Circle of Willis

The Circle of Willis (also called Willis’ Circle, cerebral arterial circle, and Willis Polygon) is a circle of arteries that supply blood to the brain. It is named after Thomas Willis (1621–1675), an English physician.

The Circle of Willis comprises the following arteries:
Anterior cerebral artery (left and right)
Anterior communicating artery
Internal carotid artery (left and right)
Posterior cerebral artery (left and right)
Posterior communicating artery (left and right)

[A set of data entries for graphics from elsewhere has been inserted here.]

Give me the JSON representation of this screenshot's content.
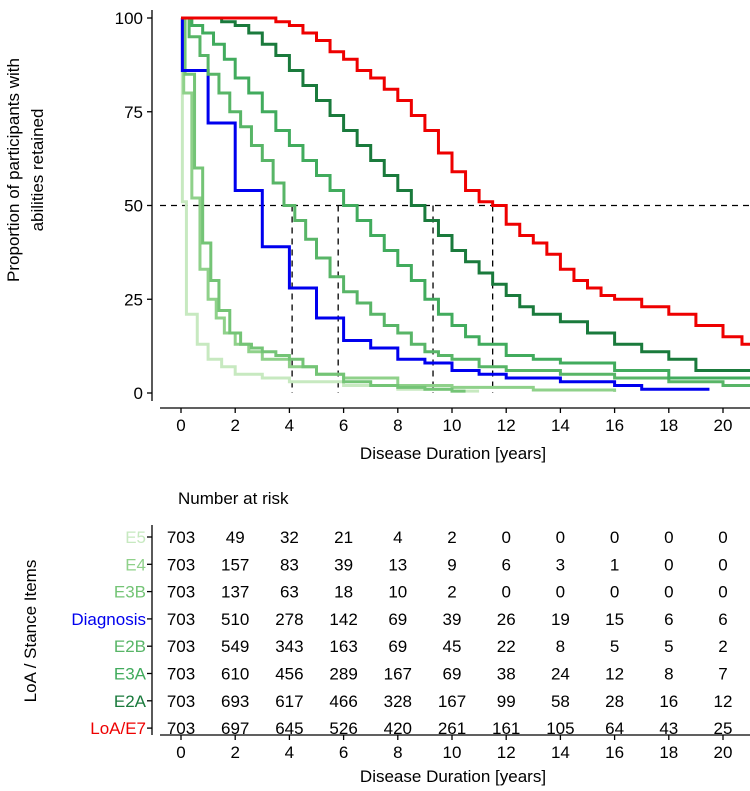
{
  "chart_data": [
    {
      "type": "line",
      "subtype": "step",
      "ylabel_line1": "Proportion of participants with",
      "ylabel_line2": "abilities retained",
      "xlabel": "Disease Duration [years]",
      "xlim": [
        -1,
        21
      ],
      "ylim": [
        0,
        100
      ],
      "x_ticks": [
        0,
        2,
        4,
        6,
        8,
        10,
        12,
        14,
        16,
        18,
        20
      ],
      "y_ticks": [
        0,
        25,
        50,
        75,
        100
      ],
      "reference_line_y": 50,
      "median_markers": [
        4.1,
        5.8,
        9.3,
        11.5
      ],
      "series": [
        {
          "name": "E5",
          "color": "#c7e9c0",
          "x": [
            0,
            0.05,
            0.2,
            0.4,
            0.6,
            0.8,
            1.0,
            1.5,
            2.0,
            3.0,
            4.0,
            6.0,
            8.0,
            10.0,
            11.0
          ],
          "y": [
            100,
            51,
            21,
            21,
            13,
            13,
            9,
            7,
            5,
            4,
            3,
            2,
            1,
            0.5,
            0.5
          ]
        },
        {
          "name": "E4",
          "color": "#8fd18a",
          "x": [
            0,
            0.1,
            0.4,
            0.7,
            1.0,
            1.3,
            1.6,
            2.0,
            2.5,
            3.0,
            4.0,
            5.0,
            6.0,
            8.0,
            10.0,
            13.0,
            16.0
          ],
          "y": [
            100,
            80,
            52,
            33,
            25,
            20,
            16,
            13,
            11,
            9,
            7,
            5,
            4,
            2,
            1.5,
            0.8,
            0.3
          ]
        },
        {
          "name": "E3B",
          "color": "#74c476",
          "x": [
            0,
            0.15,
            0.5,
            0.8,
            1.1,
            1.4,
            1.8,
            2.2,
            2.6,
            3.0,
            3.5,
            4.0,
            4.5,
            5.0,
            6.0,
            7.0,
            8.0,
            9.0,
            10.0,
            10.5
          ],
          "y": [
            100,
            85,
            60,
            40,
            30,
            22,
            16,
            13,
            12,
            11,
            10,
            9,
            7,
            5,
            3,
            2,
            1.5,
            1,
            0.5,
            0.5
          ]
        },
        {
          "name": "Diagnosis",
          "color": "#0000ee",
          "x": [
            0,
            0.05,
            1.0,
            2.0,
            3.0,
            4.0,
            5.0,
            6.0,
            7.0,
            8.0,
            9.0,
            10.0,
            11.0,
            12.0,
            14.0,
            16.0,
            17.0,
            19.5
          ],
          "y": [
            100,
            86,
            72,
            54,
            39,
            28,
            20,
            14,
            12,
            9,
            8,
            6,
            5,
            4,
            3,
            2,
            1,
            1
          ]
        },
        {
          "name": "E2B",
          "color": "#58b567",
          "x": [
            0,
            0.3,
            0.7,
            1.0,
            1.4,
            1.8,
            2.2,
            2.6,
            3.0,
            3.4,
            3.8,
            4.2,
            4.6,
            5.0,
            5.5,
            6.0,
            6.5,
            7.0,
            7.5,
            8.0,
            8.5,
            9.0,
            9.5,
            10.0,
            11.0,
            12.0,
            14.0,
            16.0,
            18.0,
            20.0,
            21.0
          ],
          "y": [
            100,
            95,
            90,
            85,
            80,
            75,
            71,
            66,
            62,
            56,
            50,
            46,
            41,
            36,
            31,
            27,
            24,
            21,
            18,
            16,
            13,
            11,
            10,
            9,
            7,
            6,
            5,
            4,
            3,
            2,
            2
          ]
        },
        {
          "name": "E3A",
          "color": "#41ab5d",
          "x": [
            0,
            0.4,
            0.8,
            1.2,
            1.6,
            2.0,
            2.5,
            3.0,
            3.5,
            4.0,
            4.5,
            5.0,
            5.5,
            6.0,
            6.5,
            7.0,
            7.5,
            8.0,
            8.5,
            9.0,
            9.5,
            10.0,
            10.5,
            11.0,
            12.0,
            13.0,
            14.0,
            16.0,
            18.0,
            21.0
          ],
          "y": [
            100,
            98,
            96,
            93,
            89,
            84,
            80,
            75,
            70,
            66,
            62,
            58,
            54,
            50,
            46,
            42,
            38,
            34,
            30,
            25,
            21,
            18,
            15,
            13,
            10,
            9,
            8,
            6,
            4,
            4
          ]
        },
        {
          "name": "E2A",
          "color": "#1a7a3c",
          "x": [
            0,
            1.0,
            1.5,
            2.0,
            2.5,
            3.0,
            3.5,
            4.0,
            4.5,
            5.0,
            5.5,
            6.0,
            6.5,
            7.0,
            7.5,
            8.0,
            8.5,
            9.0,
            9.5,
            10.0,
            10.5,
            11.0,
            11.5,
            12.0,
            12.5,
            13.0,
            14.0,
            15.0,
            16.0,
            17.0,
            18.0,
            19.0,
            21.0
          ],
          "y": [
            100,
            100,
            99,
            98,
            96,
            93,
            90,
            86,
            82,
            78,
            74,
            70,
            66,
            62,
            58,
            54,
            50,
            46,
            42,
            38,
            35,
            32,
            29,
            26,
            23,
            21,
            19,
            16,
            13,
            11,
            9,
            6,
            6
          ]
        },
        {
          "name": "LoA/E7",
          "color": "#ee0000",
          "x": [
            0,
            2.8,
            3.5,
            4.0,
            4.5,
            5.0,
            5.5,
            6.0,
            6.5,
            7.0,
            7.5,
            8.0,
            8.5,
            9.0,
            9.5,
            10.0,
            10.5,
            11.0,
            11.5,
            12.0,
            12.5,
            13.0,
            13.5,
            14.0,
            14.5,
            15.0,
            15.5,
            16.0,
            17.0,
            18.0,
            19.0,
            20.0,
            20.7,
            21.0
          ],
          "y": [
            100,
            100,
            99,
            98,
            96,
            94,
            91,
            89,
            86,
            84,
            81,
            78,
            74,
            70,
            64,
            59,
            54,
            51,
            50,
            45,
            42,
            40,
            37,
            33,
            30,
            28,
            26,
            25,
            23,
            21,
            18,
            15,
            13,
            13
          ]
        }
      ]
    },
    {
      "type": "table",
      "title": "Number at risk",
      "ylabel": "LoA / Stance Items",
      "xlabel": "Disease Duration [years]",
      "columns": [
        0,
        2,
        4,
        6,
        8,
        10,
        12,
        14,
        16,
        18,
        20
      ],
      "rows": [
        {
          "label": "E5",
          "color": "#c7e9c0",
          "values": [
            703,
            49,
            32,
            21,
            4,
            2,
            0,
            0,
            0,
            0,
            0
          ]
        },
        {
          "label": "E4",
          "color": "#8fd18a",
          "values": [
            703,
            157,
            83,
            39,
            13,
            9,
            6,
            3,
            1,
            0,
            0
          ]
        },
        {
          "label": "E3B",
          "color": "#74c476",
          "values": [
            703,
            137,
            63,
            18,
            10,
            2,
            0,
            0,
            0,
            0,
            0
          ]
        },
        {
          "label": "Diagnosis",
          "color": "#0000ee",
          "values": [
            703,
            510,
            278,
            142,
            69,
            39,
            26,
            19,
            15,
            6,
            6
          ]
        },
        {
          "label": "E2B",
          "color": "#58b567",
          "values": [
            703,
            549,
            343,
            163,
            69,
            45,
            22,
            8,
            5,
            5,
            2
          ]
        },
        {
          "label": "E3A",
          "color": "#41ab5d",
          "values": [
            703,
            610,
            456,
            289,
            167,
            69,
            38,
            24,
            12,
            8,
            7
          ]
        },
        {
          "label": "E2A",
          "color": "#1a7a3c",
          "values": [
            703,
            693,
            617,
            466,
            328,
            167,
            99,
            58,
            28,
            16,
            12
          ]
        },
        {
          "label": "LoA/E7",
          "color": "#ee0000",
          "values": [
            703,
            697,
            645,
            526,
            420,
            261,
            161,
            105,
            64,
            43,
            25
          ]
        }
      ]
    }
  ]
}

The basilar artery and middle cerebral arteries, supplying the brain, are also considered part of the circle.

Physiologic significance

The arrangement of the brain’s arteries into the Circle of Willis creates redundancies or collaterals in the cerebral circulation. If one part of the circle becomes blocked or narrowed (stenosed) or one of the arteries supplying the circle is blocked or narrowed, blood flow from the other blood vessels can often preserve the cerebral perfusion well enough to avoid the symptoms of ischemia.

Anatomic variation

Considerable anatomic variation exists in the Circle of Willis. Based on a study of 1413 brains, the classic anatomy of the circle is only seen in 34.5% of cases. In one common variation the proximal part of the posterior cerebral artery is narrow and its ipsilateral posterior communicating artery is large, so the internal carotid artery supplies the posterior cerebrum. In another variation the anterior communicating artery is a large vessel, such that a single internal carotid supplies both anterior cerebral arteries.

Origin of arteries

Cerebral angiogram showing an anterior/posterior projection of the vertebrobasilar and posterior cerebral circulation, the posterior aspect of the Circle of Willis and one of its feeding vessels.

An anterior view of major cerebral and cerebellar arteries.

The left and right internal carotid arteries arise from the right and left common carotid arteries.

The posterior communicating artery is given off as a branch of the internal carotid artery just before it divides into its terminal branches – the anterior and middle cerebral arteries. The anterior cerebral artery forms the anterolateral portion of the Circle of Willis, while the middle cerebral artery does not contribute to the circle.

The right and left posterior cerebral arteries arise from the basilar artery, which is formed by the left and right vertebral arteries. The vertebral arteries arise from the subclavian arteries.

The anterior communicating artery connects the two anterior cerebral arteries and could be said to arise from either the left or right side.

All arteries involved give off cortical and central branches. The central branches supply the interior of the Circle of Willis, more specifically, the Interpeduncular fossa. The cortical branches are named for the area they supply. Since they do not directly affect the Circle of Willis, they are not dealt with here.